List the horizontal asymptotes: $y=1$ and $y=-1$.

Step 6:

Check for oblique asymptotes by attempting polynomial division. Since the function involves a square root, no oblique asymptotes can be found.

Step 7:

Compile the set of all asymptotes: No vertical asymptotes, horizontal asymptotes at $y=1$ and $y=-1$, and no oblique asymptotes.

Knowledge Notes:

To find the asymptotes of a function, you typically need to consider three types: vertical, horizontal, and oblique (slant) asymptotes.

1. Vertical Asymptotes: These occur where the function goes to infinity, typically at points where the denominator is zero.

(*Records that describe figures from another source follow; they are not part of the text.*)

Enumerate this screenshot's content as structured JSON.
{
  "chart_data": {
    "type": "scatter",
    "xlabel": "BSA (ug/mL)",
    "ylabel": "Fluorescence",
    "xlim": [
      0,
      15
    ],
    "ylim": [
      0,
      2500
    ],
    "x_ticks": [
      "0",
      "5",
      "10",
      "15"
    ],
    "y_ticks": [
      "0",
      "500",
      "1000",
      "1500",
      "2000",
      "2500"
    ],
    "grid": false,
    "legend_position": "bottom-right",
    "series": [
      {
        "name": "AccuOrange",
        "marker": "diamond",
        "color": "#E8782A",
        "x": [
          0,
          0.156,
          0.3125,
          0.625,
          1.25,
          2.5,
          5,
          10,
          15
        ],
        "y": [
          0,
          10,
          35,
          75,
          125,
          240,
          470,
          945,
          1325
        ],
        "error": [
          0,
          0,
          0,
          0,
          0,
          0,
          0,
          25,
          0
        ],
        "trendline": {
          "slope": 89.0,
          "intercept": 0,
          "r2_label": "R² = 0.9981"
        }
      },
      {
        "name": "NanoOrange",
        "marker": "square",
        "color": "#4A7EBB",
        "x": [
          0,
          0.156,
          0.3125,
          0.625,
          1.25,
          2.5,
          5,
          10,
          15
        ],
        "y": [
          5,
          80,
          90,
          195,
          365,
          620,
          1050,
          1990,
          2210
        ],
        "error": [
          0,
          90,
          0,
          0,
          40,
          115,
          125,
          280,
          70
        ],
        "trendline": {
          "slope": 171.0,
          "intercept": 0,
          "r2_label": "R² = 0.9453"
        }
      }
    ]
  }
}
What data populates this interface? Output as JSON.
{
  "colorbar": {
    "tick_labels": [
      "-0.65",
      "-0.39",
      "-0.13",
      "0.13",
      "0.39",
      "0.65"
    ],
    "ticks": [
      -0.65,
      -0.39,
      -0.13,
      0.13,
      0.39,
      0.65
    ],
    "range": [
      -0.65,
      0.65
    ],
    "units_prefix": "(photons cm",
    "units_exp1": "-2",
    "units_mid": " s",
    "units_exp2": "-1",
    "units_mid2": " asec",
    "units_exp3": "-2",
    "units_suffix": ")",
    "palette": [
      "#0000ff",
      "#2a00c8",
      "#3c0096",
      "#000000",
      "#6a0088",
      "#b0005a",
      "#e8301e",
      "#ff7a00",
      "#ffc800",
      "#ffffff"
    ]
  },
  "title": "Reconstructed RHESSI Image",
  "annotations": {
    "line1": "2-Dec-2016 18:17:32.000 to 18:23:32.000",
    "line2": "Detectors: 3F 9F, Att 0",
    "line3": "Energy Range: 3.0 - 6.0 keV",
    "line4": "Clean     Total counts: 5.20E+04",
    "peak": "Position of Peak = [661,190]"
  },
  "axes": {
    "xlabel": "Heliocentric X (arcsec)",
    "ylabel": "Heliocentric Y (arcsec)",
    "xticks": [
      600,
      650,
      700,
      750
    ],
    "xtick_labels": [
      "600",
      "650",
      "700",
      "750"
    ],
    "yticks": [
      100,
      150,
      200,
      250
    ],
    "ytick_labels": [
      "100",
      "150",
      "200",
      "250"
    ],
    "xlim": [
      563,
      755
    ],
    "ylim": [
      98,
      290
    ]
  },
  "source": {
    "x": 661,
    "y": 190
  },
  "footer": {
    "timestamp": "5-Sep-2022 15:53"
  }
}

However, if the numerator and denominator both go to zero, you may need to use limits or simplify the expression further to determine if a vertical asymptote exists.

2. Horizontal Asymptotes: These are found by evaluating the limit of the function as $x$ approaches infinity or negative infinity. If the degree of the polynomial in the numerator is less than the degree of the polynomial in the denominator, the horizontal asymptote is $y=0$. If the degrees are equal, the horizontal asymptote is the ratio of the leading coefficients.

3. Oblique Asymptotes: If the degree of the numerator is exactly one more than the degree of the denominator, the function may have an oblique asymptote. You can find it by performing polynomial long division or synthetic division.

In the given problem, the function has no vertical asymptotes since the square root in the denominator is always defined for real numbers. The horizontal asymptotes are found by evaluating limits as $x$ approaches positive and negative infinity, which yield $y=1$ and $y=-1$, respectively. There are no oblique asymptotes because the function does not have a higher degree in the numerator compared to the denominator and also because of the presence of the square root.